Pada tahun 1975 setelah berhasil menyelesaikan kuliah di Universitas Gajah Mada sebagai Sarjana Psikologi. Beliau sempat terlibat pada proyek penanganan pembangunan Waduk Gajah Mungkur. Pada tahun 1980 beliau mulai pindah dan bertempat tinggal di Desa Tegalgondo masuk di wilayah Delanggu, Klaten. Pada tahun-tahun ini beliau sudah berhasil menjadi Pegawai Negeri Sipil dengan status Dosen yang dipekerjakan (ditugaskan) di IKIP Muhammadiyah Surakarta. Pada tahun-tahun tersebut merupakan tahun mulai dirintisnya pendirian Universitas Muhammadiyah Surakarta, akhirnya pada tahun 1983 Bp. Mochammad Ngemron dan rekan-rekan sejawatnya Psikolog mulai merintis beridirinya Fakultas Psikologi di Universitas Muhammadiyah Surakarta. Sampai dengan saat ini Bp. Mochammad Ngemron tercatat tidak hanya sebagai perintis namun juga pengembang dari Fakultas Psikologi yang didirikan olehnya. Sejak tahun 1992 sampai dengan 1998 beliau menjabat sebagai dekan di Fakultas Psikologi Universitas Muhammadiyah Surakarta.
         Mas Ngemron dan putra
Bp. Mochammad Ngemron menikah dengan Ibu Misriyati Marmini pada tahun 1980, dari perkawinannya beliau dianugerahi dua putera yaitu Wahid Husni Utomo,S.Pd. (Gugud) dan Muhammad Isnain Wiyasatama, ST. (Wiwis). Selain putra kandung beliau juga memiliki cukup banyak putra angkat. Dua diantaranya yang kita kenal adalah Mas Sriyono dan Michael Waldow. Mas Gugud saat ini dinas di Blora sebagai Guru Olahraga, Mas Wiwis sebagai staff PJB (Pembangkit Jawa Bali) yang sedang bertugas di Muara Enim, Palembang. Mas Sriyono sebagai dosen di Universitas Trunojoyo, Madura (saat ini sedang menyelesaikan program doktoral di Universitas Gajah Mada) dan Michael Waldow yang tinggal di Belanda. 

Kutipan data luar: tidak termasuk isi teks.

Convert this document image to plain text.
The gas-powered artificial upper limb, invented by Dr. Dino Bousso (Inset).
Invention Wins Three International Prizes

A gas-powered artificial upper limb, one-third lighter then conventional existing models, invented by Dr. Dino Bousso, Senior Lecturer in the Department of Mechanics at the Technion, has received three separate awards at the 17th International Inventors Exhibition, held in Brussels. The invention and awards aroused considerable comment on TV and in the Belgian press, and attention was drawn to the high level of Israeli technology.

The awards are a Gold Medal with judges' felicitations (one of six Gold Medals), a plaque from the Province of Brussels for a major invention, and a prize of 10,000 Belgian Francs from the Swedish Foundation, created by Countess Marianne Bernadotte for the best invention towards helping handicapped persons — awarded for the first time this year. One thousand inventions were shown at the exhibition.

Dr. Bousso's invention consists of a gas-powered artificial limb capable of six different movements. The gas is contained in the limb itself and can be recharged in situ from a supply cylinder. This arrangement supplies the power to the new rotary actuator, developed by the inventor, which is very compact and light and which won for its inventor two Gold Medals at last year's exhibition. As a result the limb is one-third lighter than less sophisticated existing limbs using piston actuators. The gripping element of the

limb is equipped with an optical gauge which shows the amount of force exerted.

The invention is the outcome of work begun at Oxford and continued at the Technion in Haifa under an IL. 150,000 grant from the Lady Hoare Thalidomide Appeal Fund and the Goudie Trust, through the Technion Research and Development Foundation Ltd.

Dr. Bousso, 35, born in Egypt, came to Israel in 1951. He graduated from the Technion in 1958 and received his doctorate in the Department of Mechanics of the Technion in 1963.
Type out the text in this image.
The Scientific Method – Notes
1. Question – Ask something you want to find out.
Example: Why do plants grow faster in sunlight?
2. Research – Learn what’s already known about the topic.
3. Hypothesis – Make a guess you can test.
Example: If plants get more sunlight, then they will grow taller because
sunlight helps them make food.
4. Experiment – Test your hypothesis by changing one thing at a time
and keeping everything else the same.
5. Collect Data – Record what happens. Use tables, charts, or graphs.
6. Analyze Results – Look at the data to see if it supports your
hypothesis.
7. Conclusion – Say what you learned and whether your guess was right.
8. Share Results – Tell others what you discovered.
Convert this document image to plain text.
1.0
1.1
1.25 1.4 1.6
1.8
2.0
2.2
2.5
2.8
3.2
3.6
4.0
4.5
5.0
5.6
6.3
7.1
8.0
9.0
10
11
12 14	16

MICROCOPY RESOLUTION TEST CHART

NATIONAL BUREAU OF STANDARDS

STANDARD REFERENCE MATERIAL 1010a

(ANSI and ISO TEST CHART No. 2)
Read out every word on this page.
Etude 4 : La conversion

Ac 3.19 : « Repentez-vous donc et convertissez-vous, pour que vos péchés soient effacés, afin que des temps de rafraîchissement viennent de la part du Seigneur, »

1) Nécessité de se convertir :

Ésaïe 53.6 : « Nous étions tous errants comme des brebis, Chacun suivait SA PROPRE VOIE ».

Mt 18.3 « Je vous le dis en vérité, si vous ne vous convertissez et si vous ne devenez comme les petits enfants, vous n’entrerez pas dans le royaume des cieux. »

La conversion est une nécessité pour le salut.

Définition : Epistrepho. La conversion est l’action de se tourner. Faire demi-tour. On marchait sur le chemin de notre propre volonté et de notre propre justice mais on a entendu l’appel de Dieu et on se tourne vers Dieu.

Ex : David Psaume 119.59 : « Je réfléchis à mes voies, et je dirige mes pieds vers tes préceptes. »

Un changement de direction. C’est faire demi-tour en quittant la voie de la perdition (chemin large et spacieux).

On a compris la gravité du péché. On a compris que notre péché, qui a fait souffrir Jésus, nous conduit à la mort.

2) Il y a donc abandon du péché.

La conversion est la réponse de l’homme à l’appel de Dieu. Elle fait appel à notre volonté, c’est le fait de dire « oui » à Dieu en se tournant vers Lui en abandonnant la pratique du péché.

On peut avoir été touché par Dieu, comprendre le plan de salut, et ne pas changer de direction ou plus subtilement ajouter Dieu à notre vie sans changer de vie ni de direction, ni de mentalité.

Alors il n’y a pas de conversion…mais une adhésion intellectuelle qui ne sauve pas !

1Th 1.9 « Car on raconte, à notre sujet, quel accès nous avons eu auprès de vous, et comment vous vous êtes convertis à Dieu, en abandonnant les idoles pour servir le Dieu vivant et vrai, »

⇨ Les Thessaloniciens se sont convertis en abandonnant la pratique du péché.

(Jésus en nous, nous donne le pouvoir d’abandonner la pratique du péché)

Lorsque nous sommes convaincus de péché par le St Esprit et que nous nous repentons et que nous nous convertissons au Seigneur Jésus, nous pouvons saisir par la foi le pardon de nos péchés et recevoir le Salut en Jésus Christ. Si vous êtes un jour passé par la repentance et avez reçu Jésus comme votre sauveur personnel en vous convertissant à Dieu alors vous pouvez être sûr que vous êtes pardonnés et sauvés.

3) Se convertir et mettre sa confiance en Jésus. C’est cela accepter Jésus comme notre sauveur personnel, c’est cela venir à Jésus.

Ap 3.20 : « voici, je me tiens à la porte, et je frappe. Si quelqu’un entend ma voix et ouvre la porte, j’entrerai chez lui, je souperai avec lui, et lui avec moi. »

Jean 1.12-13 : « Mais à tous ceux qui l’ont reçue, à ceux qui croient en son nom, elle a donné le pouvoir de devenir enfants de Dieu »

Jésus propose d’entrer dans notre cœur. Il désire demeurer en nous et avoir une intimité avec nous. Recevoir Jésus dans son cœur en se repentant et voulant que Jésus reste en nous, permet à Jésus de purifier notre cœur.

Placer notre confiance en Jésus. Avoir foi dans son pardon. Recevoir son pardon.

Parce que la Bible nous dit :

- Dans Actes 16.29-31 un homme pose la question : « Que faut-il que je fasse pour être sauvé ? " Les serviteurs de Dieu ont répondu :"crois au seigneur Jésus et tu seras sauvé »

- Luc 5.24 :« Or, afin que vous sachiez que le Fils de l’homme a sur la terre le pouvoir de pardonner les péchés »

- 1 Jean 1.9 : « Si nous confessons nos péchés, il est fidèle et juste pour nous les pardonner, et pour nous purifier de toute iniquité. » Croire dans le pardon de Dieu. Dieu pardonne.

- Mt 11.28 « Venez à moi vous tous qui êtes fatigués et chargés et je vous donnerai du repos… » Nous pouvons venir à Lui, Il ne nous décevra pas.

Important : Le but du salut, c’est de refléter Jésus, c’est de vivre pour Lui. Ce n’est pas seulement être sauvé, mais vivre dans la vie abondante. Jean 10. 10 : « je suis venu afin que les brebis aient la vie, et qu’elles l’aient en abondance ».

Makam Bp.Moch.Ngemron di Tegalgondo,Delanggu
  Pada tahun 1992 Bp. Mochammad Ngemron pindah dari Desa Tegalgondo dan mulai tinggal di Desa Lemusir, Pabelan, Kartasura, dekat dengan Kampus Universitas Muhammadiyah Surakarta tempat beliau mengadi sebagai tenaga pengajar pada universitas tersebut. Pada tahun 2013 seiring dengan betambahnya usia, maka kesehatan Bp. Mocahmmad Ngemron dan Istri Misriyati Marmini semakin menurun. Keduanya memiliki riwayat penyakit Diabetes Melitus (DM),Hipertensi dan Jantung.  Pada tanggal 28 Juli 2013 setelah mendapatkan perawatan intensif di RSUD Dr. Moewardi Solo, Ibunda dari Mas Gugud dan Mas Wiwis harus berpulang ke Rahmatullah meninggalkan Bp. Mochammad Ngemron. Pasca berpulangnya istri terkasih, terlihat kegamangan beliau seperti kurang bersemangat dalam menjalani aktifitas sehari-hari. Berbagai support dan dukungan moril terus diberikan kepada beliau baik itu dari pihak keluarga maupun kolega-kolega beliau untuk membangkitkan semangat beliau. Pada awal tahun 2014, kondisi kesehatan beliau semakin membaik. Bahkan pada waktu itu berbagai kegiatan Pencak Silat diikuti dan digelar di rumah beliau di Lemusir. Menurut penuturan Bp. Sumina Danunagara, di awal tahun rentang bulan Januari sampai dengan Februari beliau sangat bersemangat sekali untuk membagikan berbagai keilmuwan beliau mulai dari keilmuwan trap I sampai dengan keilmuwan trap II Setia Hati. 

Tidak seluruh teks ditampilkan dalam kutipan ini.